Wednesday, July 14, 2010

Winter's Bone

Great American movies come along rarely. By great I don't mean simply good, I mean stellar examples of what cinema should embody, as told through the American lens. There have lately been few movies that commit to offering a truly unique and visceral experience at the theater, especially any that offer a view that is unique to this country, providing both sentimentality and rational explanation as well as thrills and compelling drama as part of the setting.

Prior to seeing Winter's Bone, the last film that struck me as truly American was the excellent Shotgun Stories. Brutal and fully downbeat, its tale was one that would be hard-pressed to find a home outside of the US. Before that, it was likely Paul Schrader's Affliction, itself being an excellent narrative on estrangement and patronly abuse. After holding out no further hope for the cinema of my home country, I was ecstatic to see the first trailer surface for Winter's Bone.

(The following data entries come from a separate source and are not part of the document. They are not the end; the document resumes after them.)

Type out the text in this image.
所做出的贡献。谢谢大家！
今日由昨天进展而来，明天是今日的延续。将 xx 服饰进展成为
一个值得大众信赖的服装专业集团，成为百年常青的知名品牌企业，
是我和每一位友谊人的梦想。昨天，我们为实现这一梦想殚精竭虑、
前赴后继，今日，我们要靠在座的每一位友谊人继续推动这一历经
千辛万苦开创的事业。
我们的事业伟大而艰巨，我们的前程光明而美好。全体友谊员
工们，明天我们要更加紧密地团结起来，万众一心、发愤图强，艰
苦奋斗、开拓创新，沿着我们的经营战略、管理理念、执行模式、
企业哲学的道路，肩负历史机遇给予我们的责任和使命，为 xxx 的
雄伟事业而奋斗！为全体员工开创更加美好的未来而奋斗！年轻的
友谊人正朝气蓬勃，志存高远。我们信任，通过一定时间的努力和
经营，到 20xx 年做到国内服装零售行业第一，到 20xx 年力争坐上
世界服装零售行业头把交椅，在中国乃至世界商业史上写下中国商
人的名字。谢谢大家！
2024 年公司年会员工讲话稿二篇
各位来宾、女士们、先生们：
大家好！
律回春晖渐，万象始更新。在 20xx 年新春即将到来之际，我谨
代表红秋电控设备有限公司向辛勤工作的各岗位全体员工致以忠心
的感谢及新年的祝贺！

Debra Granik's Winter's Bone succeeds on every level the aforementioned films did. As a story that is both distinctly American, and as a success of down-tempo film, wholly depressing and dark in its setting. Following the story of Appalachian Ree Dolly, a 17 year old wise beyond her years due to familial neglect and virtually raising two siblings without help from either parent. Her mother driven mad by a falling out with her father, and her father an absent presence prone to cooking methamphetamines in derelict houses and camper trailers on the fringes of their society. Ree is tasked with finding her father, out of jail on bail and having put up the family home to cover his escape from the law.

Assuming he fails to show at court, the house is lost and Ree and her siblings will be forced onto the street, caring for their mother who can't care for herself, with neighbors that won't risk themselves to help. Her quest takes her all over the small rural community that she calls her home, in Appalachia where strangers are ignored and asking the wrong questions can get you hurt. A community where it's faux pas to enter another's household until you've been invited in, and extended family are just as strange as the folks you don't know.

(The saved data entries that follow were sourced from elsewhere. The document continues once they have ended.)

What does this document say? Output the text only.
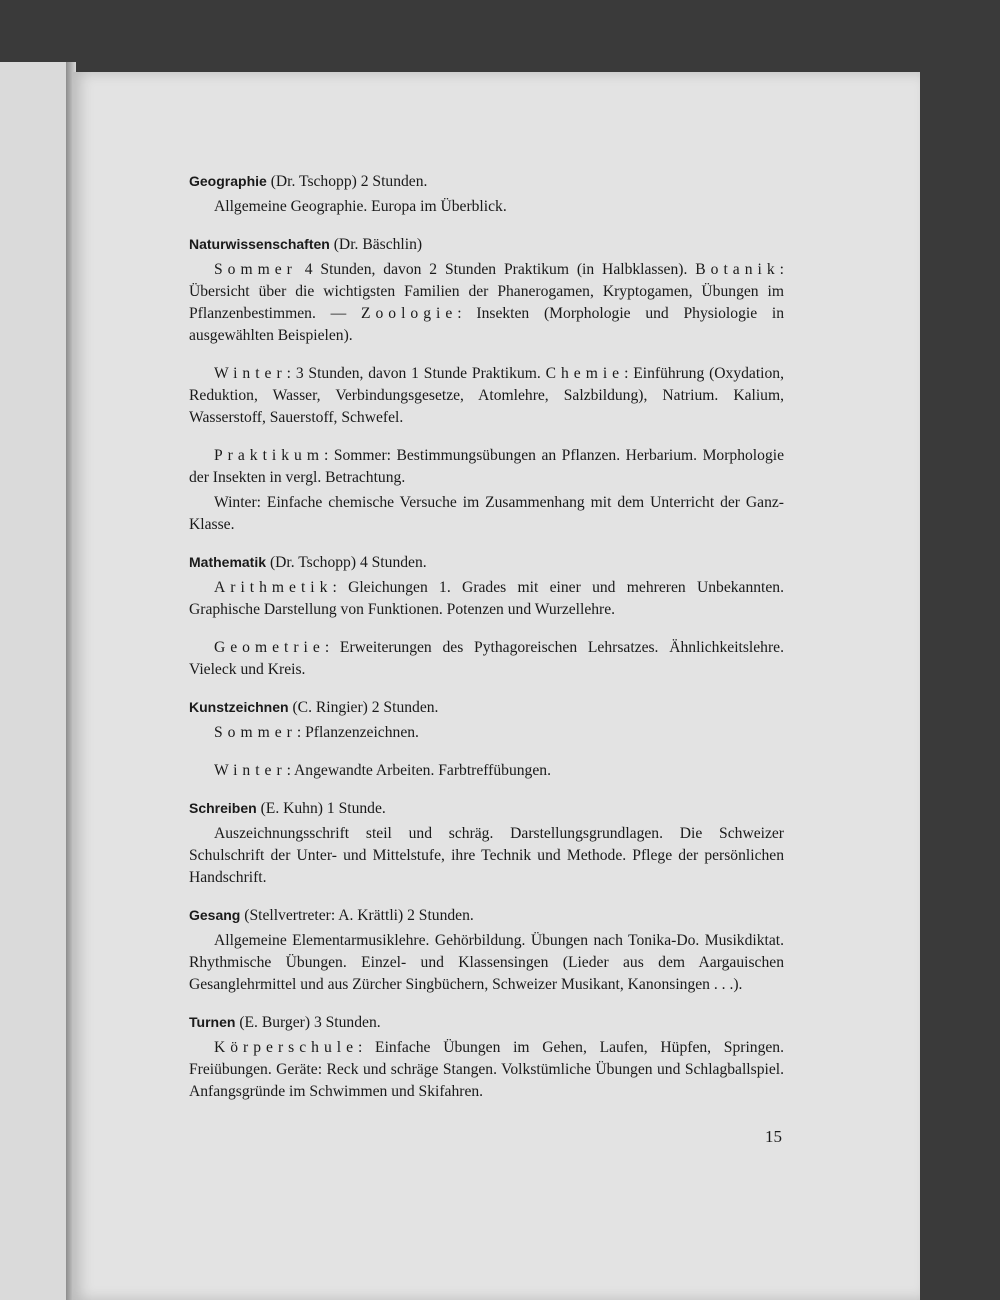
Geographie (Dr. Tschopp) 2 Stunden.

Allgemeine Geographie. Europa im Überblick.

Naturwissenschaften (Dr. Bäschlin)

Sommer 4 Stunden, davon 2 Stunden Praktikum (in Halbklassen). Botanik: Übersicht über die wichtigsten Familien der Phanerogamen, Kryptogamen, Übungen im Pflanzenbestimmen. — Zoologie: Insekten (Morphologie und Physiologie in ausgewählten Beispielen).

Winter: 3 Stunden, davon 1 Stunde Praktikum. Chemie: Einführung (Oxydation, Reduktion, Wasser, Verbindungsgesetze, Atomlehre, Salzbildung), Natrium. Kalium, Wasserstoff, Sauerstoff, Schwefel.

Praktikum: Sommer: Bestimmungsübungen an Pflanzen. Herbarium. Morphologie der Insekten in vergl. Betrachtung.

Winter: Einfache chemische Versuche im Zusammenhang mit dem Unterricht der Ganz-Klasse.

Mathematik (Dr. Tschopp) 4 Stunden.

Arithmetik: Gleichungen 1. Grades mit einer und mehreren Unbekannten. Graphische Darstellung von Funktionen. Potenzen und Wurzellehre.

Geometrie: Erweiterungen des Pythagoreischen Lehrsatzes. Ähnlichkeitslehre. Vieleck und Kreis.

Kunstzeichnen (C. Ringier) 2 Stunden.

Sommer: Pflanzenzeichnen.

Winter: Angewandte Arbeiten. Farbtreffübungen.

Schreiben (E. Kuhn) 1 Stunde.

Auszeichnungsschrift steil und schräg. Darstellungsgrundlagen. Die Schweizer Schulschrift der Unter- und Mittelstufe, ihre Technik und Methode. Pflege der persönlichen Handschrift.

Gesang (Stellvertreter: A. Krättli) 2 Stunden.

Allgemeine Elementarmusiklehre. Gehörbildung. Übungen nach Tonika-Do. Musikdiktat. Rhythmische Übungen. Einzel- und Klassensingen (Lieder aus dem Aargauischen Gesanglehrmittel und aus Zürcher Singbüchern, Schweizer Musikant, Kanonsingen . . .).

Turnen (E. Burger) 3 Stunden.

Körperschule: Einfache Übungen im Gehen, Laufen, Hüpfen, Springen. Freiübungen. Geräte: Reck und schräge Stangen. Volkstümliche Übungen und Schlagballspiel. Anfangsgründe im Schwimmen und Skifahren.

15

Immediately the undertaking is frowned upon by those in the town familiar with Ree's family's issues, and help is hard to come by. She is thrown out for asking too many questions from her uncle Teardrop, played scathingly by John Hawkes, who has proven here he is well suited to carry a film. His Teardrop is a menacing embodiment of emptiness, mistrust, and hatred. Even when he's calm, he looks like he could just as well explode, and comes right to the brink several times, even over it. As an emaciated junkie, his preformance perfectly balances that of Jennifer Lawrence as Ree. She is perfect in her role and you never question the validity of the part she plays throughout the duration of the film.

Movies like this are hard to make convincing, as they're either caricatures (Next of Kin) or way too melodramatic (Winter People) to make affecting. Winter's Bone never once parodies the culture that it puts on display, making the environment natural and the people that dwell within it at once terrifying and respectable for both their inner pride and dogged accomodation as well as an innate distrust of outsiders, especially the law which is regarded as a pox, even if the visit the law bestows was unwanted or unwarranted in the first place.

Winter's Bone goes a lot of places during it's runtime, and bearing in mind the hero is a 17 year old girl exposed to an easily corruptible society of thieves and narcotics cooks, you root for her through the duration, regardless of how bleak the outcome may appear or how beaten up she becomes in the interim. Her spirit is indomitable, and reflects that unbreakable ideal that helped make this country what it currently is. It's sad and heartbreaking, emotionally distressing and ultimately depressing, but it's always convincing and as a portrait of a side of Americana many will never see, it succeeds better than any film of this sort ever has. See it, not because I loved it (which I clearly did), but because not seeing it would be to miss one of the greatest films this country will produce this year, if not one of the greatest films any theater globally may end up showing.